How Computer Vision Is Making Mining Safer – Virtual Training to Prepare for Unexpected Scenarios

Emergency preparedness necessitates considering unlikely but high-risk scenarios, yet subjecting human workers to genuine hazards would be unethical. Simulating hazardous situations virtually enables evaluating responses safely. This matters immensely as planning missteps during actual crises may be lethal in mining contexts requiring split-second decision-making. Virtual training cultivates judgment absent real dangers through experiential learning difficult otherwise.

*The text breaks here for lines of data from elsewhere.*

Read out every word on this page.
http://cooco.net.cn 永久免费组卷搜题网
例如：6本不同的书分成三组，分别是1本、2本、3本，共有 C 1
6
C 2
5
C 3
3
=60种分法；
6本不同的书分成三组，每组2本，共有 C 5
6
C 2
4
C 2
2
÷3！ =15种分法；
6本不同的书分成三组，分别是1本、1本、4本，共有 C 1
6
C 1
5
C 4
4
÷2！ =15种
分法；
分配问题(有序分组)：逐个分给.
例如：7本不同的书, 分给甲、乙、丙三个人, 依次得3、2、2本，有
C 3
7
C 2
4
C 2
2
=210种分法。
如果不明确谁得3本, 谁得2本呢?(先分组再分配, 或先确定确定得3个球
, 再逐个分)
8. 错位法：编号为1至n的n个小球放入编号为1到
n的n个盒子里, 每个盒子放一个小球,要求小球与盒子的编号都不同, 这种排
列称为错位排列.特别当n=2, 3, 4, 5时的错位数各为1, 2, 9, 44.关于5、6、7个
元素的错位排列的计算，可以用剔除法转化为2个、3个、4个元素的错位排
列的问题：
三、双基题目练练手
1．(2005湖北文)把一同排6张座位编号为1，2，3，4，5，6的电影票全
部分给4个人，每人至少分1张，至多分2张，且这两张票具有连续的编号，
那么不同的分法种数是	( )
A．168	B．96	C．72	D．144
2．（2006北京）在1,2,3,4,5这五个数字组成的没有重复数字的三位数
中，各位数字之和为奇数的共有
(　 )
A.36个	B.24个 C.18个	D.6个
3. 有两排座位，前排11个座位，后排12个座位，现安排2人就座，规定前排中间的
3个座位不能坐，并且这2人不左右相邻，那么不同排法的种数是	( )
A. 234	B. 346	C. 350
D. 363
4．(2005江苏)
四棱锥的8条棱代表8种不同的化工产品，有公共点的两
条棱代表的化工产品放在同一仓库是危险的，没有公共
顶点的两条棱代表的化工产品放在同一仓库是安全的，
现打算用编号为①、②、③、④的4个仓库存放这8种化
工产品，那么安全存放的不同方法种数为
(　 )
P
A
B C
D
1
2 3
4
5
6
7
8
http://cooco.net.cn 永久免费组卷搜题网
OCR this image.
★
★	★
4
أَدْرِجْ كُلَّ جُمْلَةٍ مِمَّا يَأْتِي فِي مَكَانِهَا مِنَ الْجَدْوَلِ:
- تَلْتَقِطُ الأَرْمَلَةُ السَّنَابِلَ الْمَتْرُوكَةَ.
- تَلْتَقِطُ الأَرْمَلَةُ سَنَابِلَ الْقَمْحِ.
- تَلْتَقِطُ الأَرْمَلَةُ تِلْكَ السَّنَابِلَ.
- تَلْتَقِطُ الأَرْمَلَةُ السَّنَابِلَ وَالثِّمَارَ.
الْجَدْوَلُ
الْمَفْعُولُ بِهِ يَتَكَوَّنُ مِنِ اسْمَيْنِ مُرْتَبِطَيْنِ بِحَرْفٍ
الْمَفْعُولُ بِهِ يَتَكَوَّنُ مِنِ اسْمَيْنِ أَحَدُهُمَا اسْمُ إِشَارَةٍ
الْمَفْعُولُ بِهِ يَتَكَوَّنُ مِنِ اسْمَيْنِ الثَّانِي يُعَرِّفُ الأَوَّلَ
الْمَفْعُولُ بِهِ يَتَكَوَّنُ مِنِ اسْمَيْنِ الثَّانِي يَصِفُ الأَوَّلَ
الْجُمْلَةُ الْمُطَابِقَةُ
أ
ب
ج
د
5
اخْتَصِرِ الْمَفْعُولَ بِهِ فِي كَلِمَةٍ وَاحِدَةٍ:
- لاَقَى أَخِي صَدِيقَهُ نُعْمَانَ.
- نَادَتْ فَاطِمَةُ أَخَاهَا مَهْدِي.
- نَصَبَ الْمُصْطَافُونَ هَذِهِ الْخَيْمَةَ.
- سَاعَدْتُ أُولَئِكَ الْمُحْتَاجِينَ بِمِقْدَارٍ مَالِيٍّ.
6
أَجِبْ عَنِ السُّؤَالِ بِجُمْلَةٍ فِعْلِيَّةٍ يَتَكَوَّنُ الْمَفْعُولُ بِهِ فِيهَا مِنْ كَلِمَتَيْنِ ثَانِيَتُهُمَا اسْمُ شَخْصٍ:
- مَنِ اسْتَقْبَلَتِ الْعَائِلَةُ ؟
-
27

At Vale’s Sudbury integrated mining and metallurgical complex in Canada, leaders tasked engineers with devising virtual crisis simulations. Program manager Saeed Jalalizadeh helped develop augmented reality software permitting immersive walkthroughs of unlikely yet complex emergencies at different mine sites. Interactive scenarios included gas explosions isolating sections, chemical tank leaks necessitating evacuation coordination amongst varied personnel, and unexpected mine flooding requiring tactical emergency equipment deployment. During simulations, critical thinking and effective communication skills were evaluated as crisis commands were given.
Early trial programs found response assumptions and procedures flawed, necessitating reforms. Jalalizadeh recalls one manager struggling with an AR gas explosion scenario as commanding from afar proved ineffective; interactive feedback highlighted on-site leadership yields superior outcomes. Similarly, occupational health specialists evaluating rescue protocols identified slower reactions amongst less-experienced responders that protocols failed to accommodate. Revisions addressed such shortcomings to strengthen crisis management.